Hey guys, cities aren’t dumb.
Mobilitie’s attempt to skate past local permit requirements in its nationwide effort to install 70,000 new wireless sites for Sprint appears to be coming up short. The strategy appears to be to file a truckload of applications for 120-foot cellular towers but label them as utility poles and hope no one notices. As far as I can tell, 120 feet is just the maximum size they’re contemplating, so that’s what they apply to build. As I understand it, Mobilitie will chop it down as far as necessary in order to meet height restrictions and other local requirements.
It’s basic message to local jurisdictions has been we have authority from someone else, so get out of the way. That didn’t go over well in Mississippi according to a story by Henry Bailey in the the DeSoto Times-Tribune (h/t to Omar Masry at the City and County of San Francisco for the pointer)…

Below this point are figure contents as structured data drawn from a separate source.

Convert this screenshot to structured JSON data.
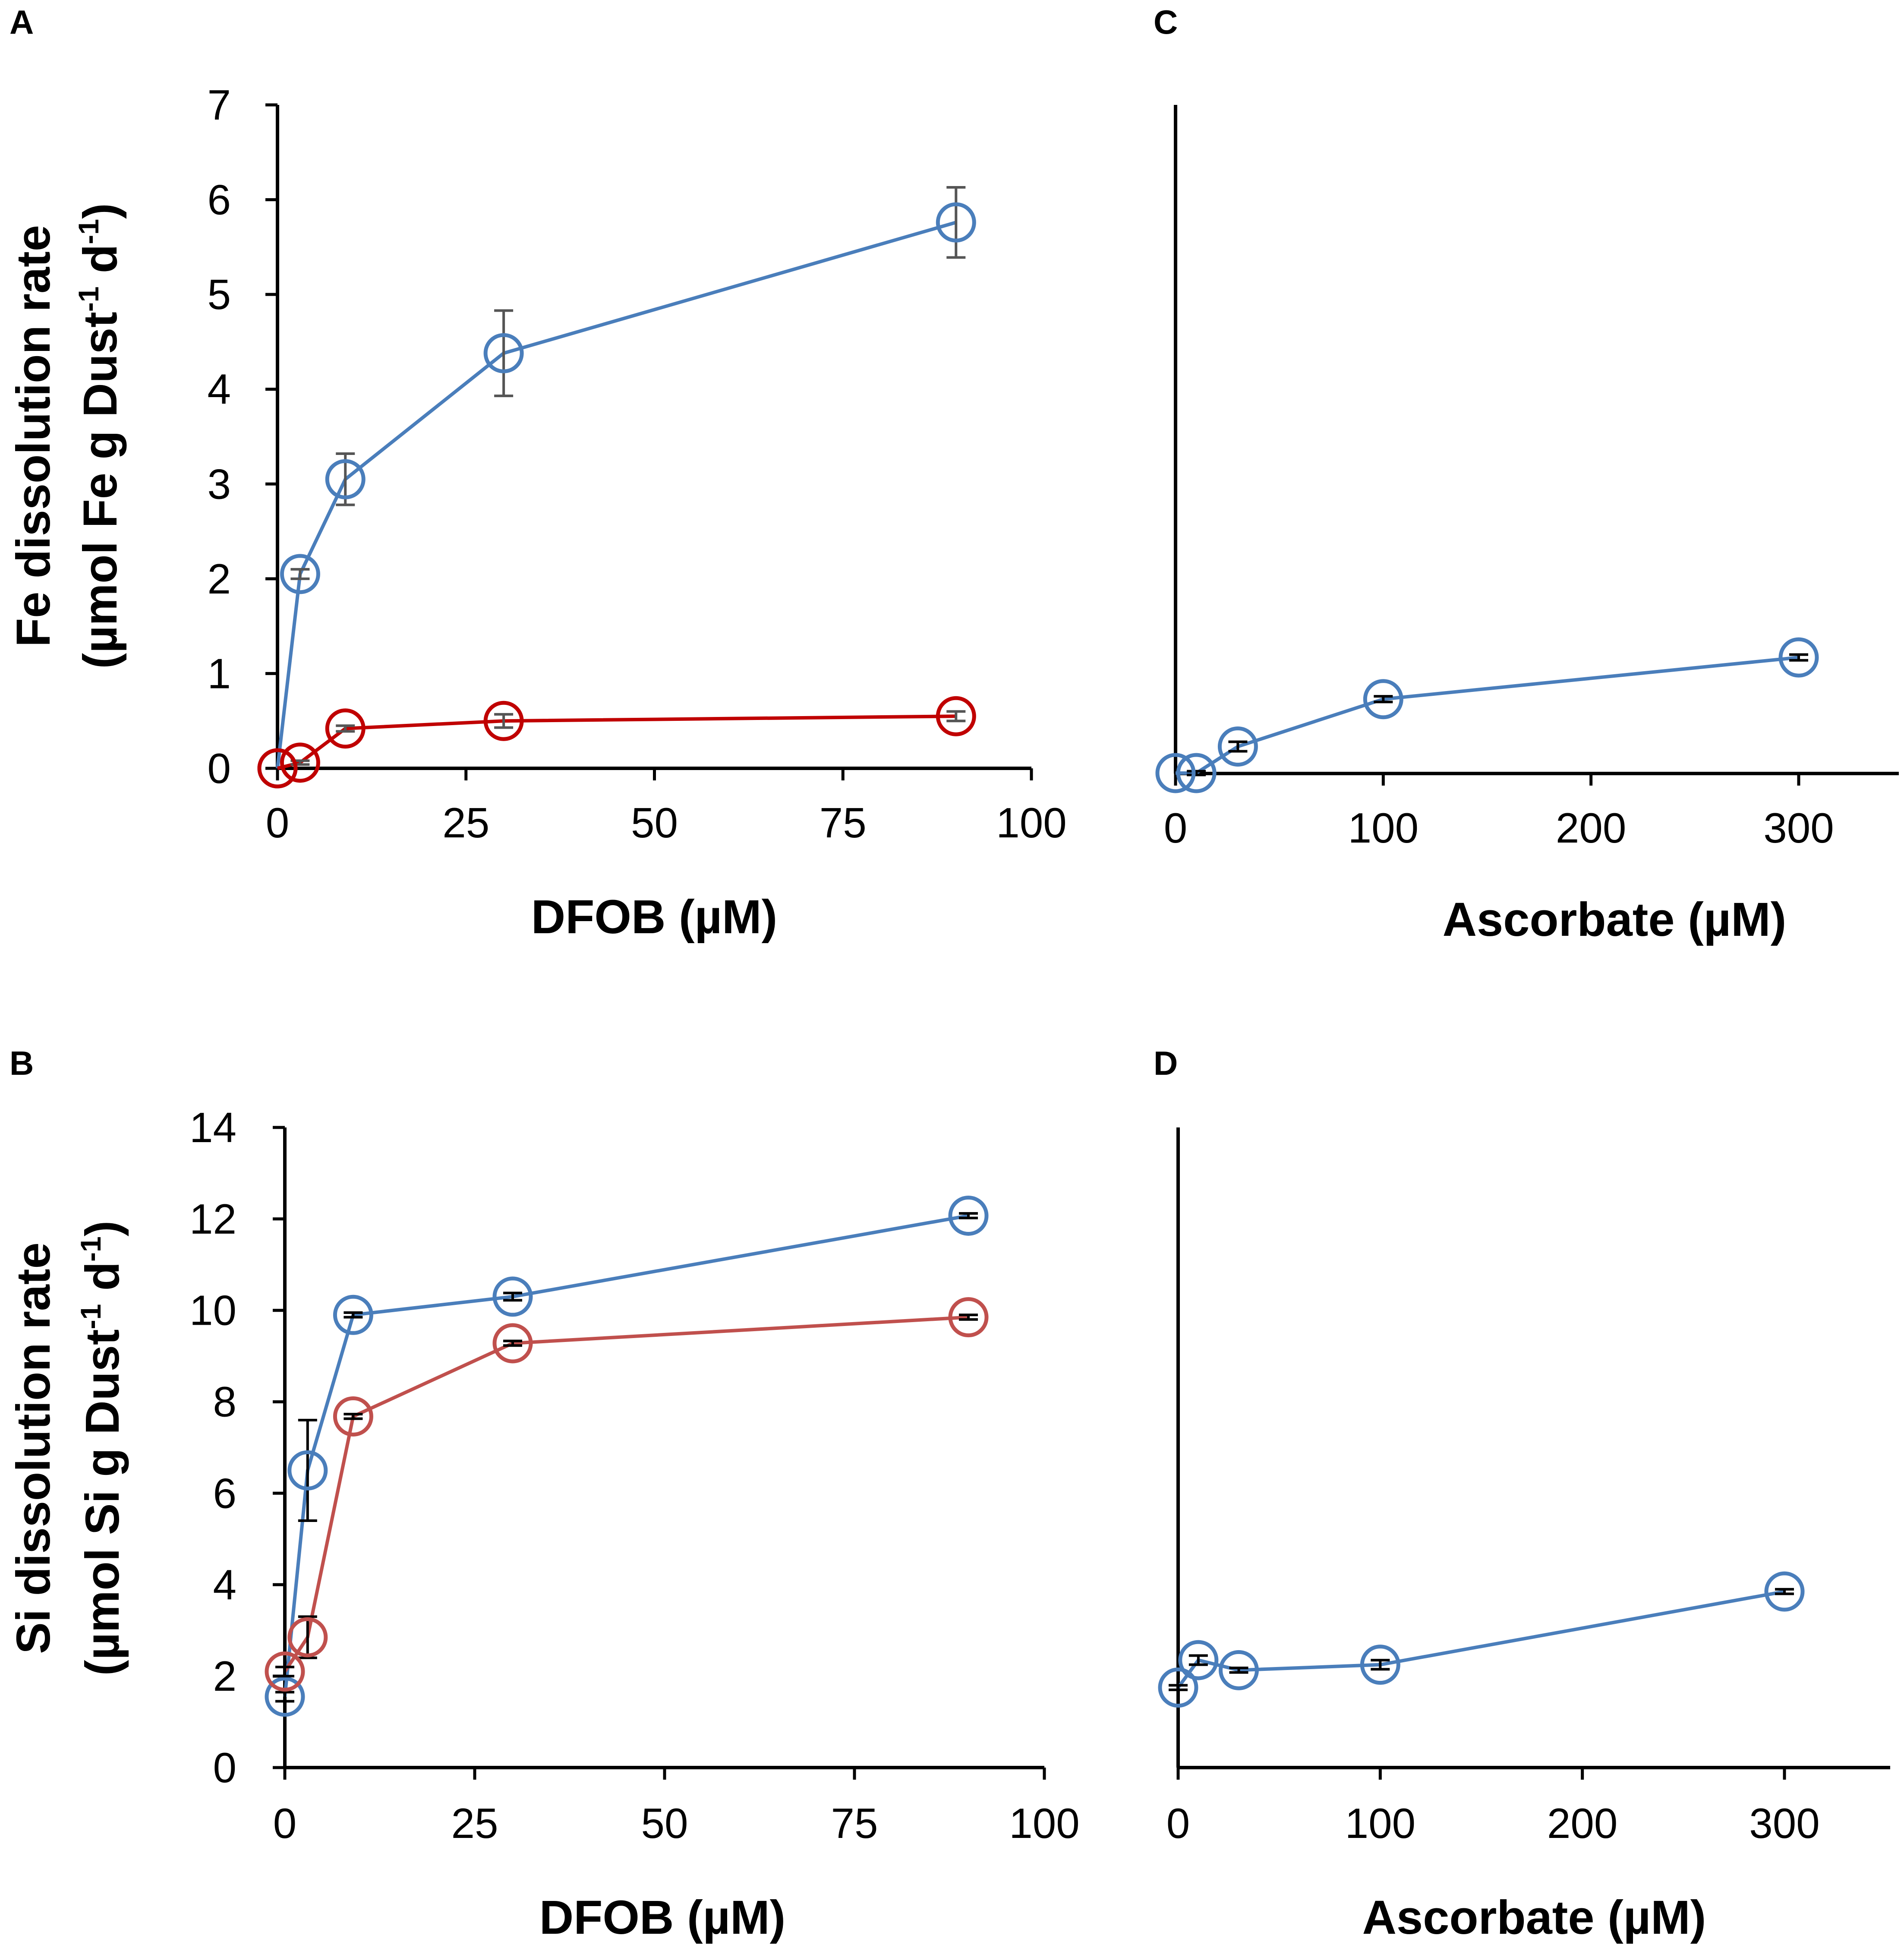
{
  "chart_data": [
    {
      "panel": "A",
      "type": "line",
      "xlabel": "DFOB (µM)",
      "ylabel_line1": "Fe dissolution rate",
      "ylabel_line2_pre": "(µmol Fe g Dust",
      "ylabel_line2_mid": " d",
      "ylabel_line2_post": ")",
      "ylabel_sup": "-1",
      "xlim": [
        0,
        100
      ],
      "ylim": [
        0,
        7
      ],
      "xticks": [
        0,
        25,
        50,
        75,
        100
      ],
      "yticks": [
        0,
        1,
        2,
        3,
        4,
        5,
        6,
        7
      ],
      "show_yticks": true,
      "series": [
        {
          "name": "blue",
          "color": "#4a7ebb",
          "errcolor": "#555555",
          "x": [
            0,
            3,
            9,
            30,
            90
          ],
          "y": [
            0,
            2.05,
            3.05,
            4.38,
            5.76
          ],
          "err": [
            0,
            0.05,
            0.27,
            0.45,
            0.37
          ]
        },
        {
          "name": "red",
          "color": "#c00000",
          "errcolor": "#555555",
          "x": [
            0,
            3,
            9,
            30,
            90
          ],
          "y": [
            0,
            0.06,
            0.42,
            0.5,
            0.55
          ],
          "err": [
            0,
            0.02,
            0.03,
            0.07,
            0.05
          ]
        }
      ]
    },
    {
      "panel": "C",
      "type": "line",
      "xlabel": "Ascorbate (µM)",
      "xlim": [
        0,
        350
      ],
      "ylim": [
        0,
        7
      ],
      "xticks": [
        0,
        100,
        200,
        300
      ],
      "show_yticks": false,
      "series": [
        {
          "name": "blue",
          "color": "#4a7ebb",
          "errcolor": "#000000",
          "x": [
            0,
            10,
            30,
            100,
            300
          ],
          "y": [
            -0.05,
            -0.05,
            0.23,
            0.73,
            1.17
          ],
          "err": [
            0,
            0.02,
            0.05,
            0.03,
            0.03
          ]
        }
      ]
    },
    {
      "panel": "B",
      "type": "line",
      "xlabel": "DFOB (µM)",
      "ylabel_line1": "Si dissolution rate",
      "ylabel_line2_pre": "(µmol Si g Dust",
      "ylabel_line2_mid": " d",
      "ylabel_line2_post": ")",
      "ylabel_sup": "-1",
      "xlim": [
        0,
        100
      ],
      "ylim": [
        0,
        14
      ],
      "xticks": [
        0,
        25,
        50,
        75,
        100
      ],
      "yticks": [
        0,
        2,
        4,
        6,
        8,
        10,
        12,
        14
      ],
      "show_yticks": true,
      "series": [
        {
          "name": "blue",
          "color": "#4a7ebb",
          "errcolor": "#000000",
          "x": [
            0,
            3,
            9,
            30,
            90
          ],
          "y": [
            1.55,
            6.5,
            9.9,
            10.3,
            12.07
          ],
          "err": [
            0.1,
            1.1,
            0.05,
            0.08,
            0.05
          ]
        },
        {
          "name": "red",
          "color": "#c0504d",
          "errcolor": "#000000",
          "x": [
            0,
            3,
            9,
            30,
            90
          ],
          "y": [
            2.1,
            2.85,
            7.68,
            9.28,
            9.85
          ],
          "err": [
            0.1,
            0.45,
            0.05,
            0.05,
            0.05
          ]
        }
      ]
    },
    {
      "panel": "D",
      "type": "line",
      "xlabel": "Ascorbate (µM)",
      "xlim": [
        0,
        350
      ],
      "ylim": [
        0,
        14
      ],
      "xticks": [
        0,
        100,
        200,
        300
      ],
      "show_yticks": false,
      "series": [
        {
          "name": "blue",
          "color": "#4a7ebb",
          "errcolor": "#000000",
          "x": [
            0,
            10,
            30,
            100,
            300
          ],
          "y": [
            1.75,
            2.35,
            2.13,
            2.25,
            3.85
          ],
          "err": [
            0.05,
            0.1,
            0.05,
            0.1,
            0.05
          ]
        }
      ]
    }
  ]
}
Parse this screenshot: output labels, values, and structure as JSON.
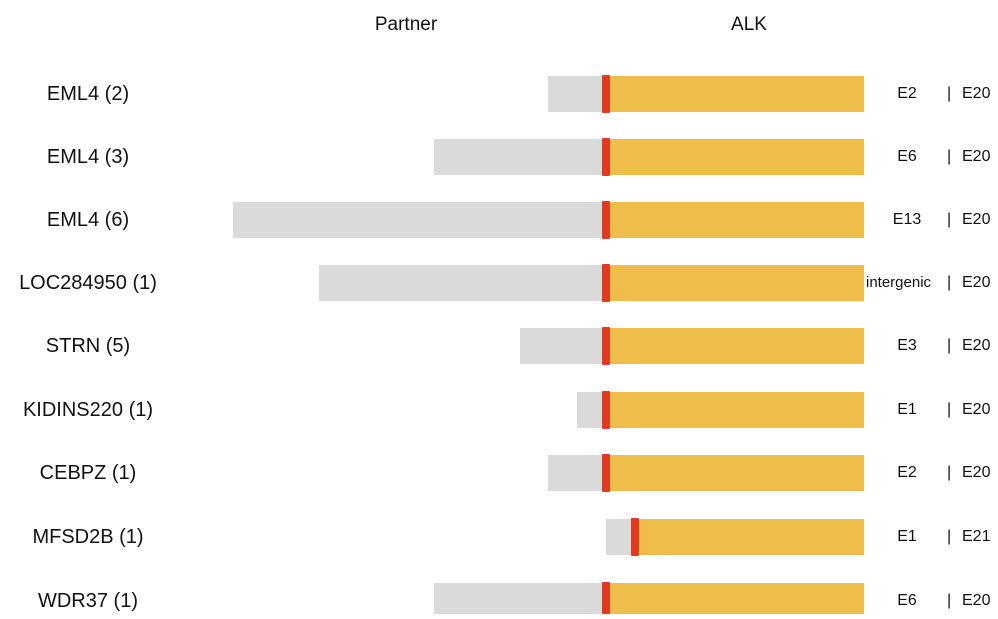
{
  "headers": {
    "partner": "Partner",
    "alk": "ALK"
  },
  "colors": {
    "partner_bar": "#dadada",
    "alk_bar": "#efbe4a",
    "breakpoint": "#e23a1f"
  },
  "rows": [
    {
      "label": "EML4 (2)",
      "partner_exon": "E2",
      "separator": "|",
      "alk_exon": "E20"
    },
    {
      "label": "EML4 (3)",
      "partner_exon": "E6",
      "separator": "|",
      "alk_exon": "E20"
    },
    {
      "label": "EML4 (6)",
      "partner_exon": "E13",
      "separator": "|",
      "alk_exon": "E20"
    },
    {
      "label": "LOC284950 (1)",
      "partner_exon": "intergenic",
      "separator": "|",
      "alk_exon": "E20"
    },
    {
      "label": "STRN (5)",
      "partner_exon": "E3",
      "separator": "|",
      "alk_exon": "E20"
    },
    {
      "label": "KIDINS220 (1)",
      "partner_exon": "E1",
      "separator": "|",
      "alk_exon": "E20"
    },
    {
      "label": "CEBPZ (1)",
      "partner_exon": "E2",
      "separator": "|",
      "alk_exon": "E20"
    },
    {
      "label": "MFSD2B (1)",
      "partner_exon": "E1",
      "separator": "|",
      "alk_exon": "E21"
    },
    {
      "label": "WDR37 (1)",
      "partner_exon": "E6",
      "separator": "|",
      "alk_exon": "E20"
    }
  ]
}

“I just don’t think it’s worth the paper it’s written on,” said Supervisor Lee Caldwell of Nesbit of what Mobilitie network real estate specialist Brett Smith described as a “certificate of need” from the Mississippi Public Service Commission. Caldwell and other board members noted that the PSC doesn’t have statutory authority to regulate wireless communications.
Smith said the PSC action was sought so Mobilitie could proceed with the rights and entitlements of a “public utility,” but Caldwell said of that, “You call yourself a ‘public utility,’ but you’re really just an antenna company” that sells space to cellular service providers. She added, “I don’t think you have a legal right to come here.”
In California, local planners and engineers are figuring out that calling a 120-foot tower a utility pole doesn’t necessarily make it a utility pole. Somebody at Mobilitie has to eventually realise that people working in local governments talk to each other.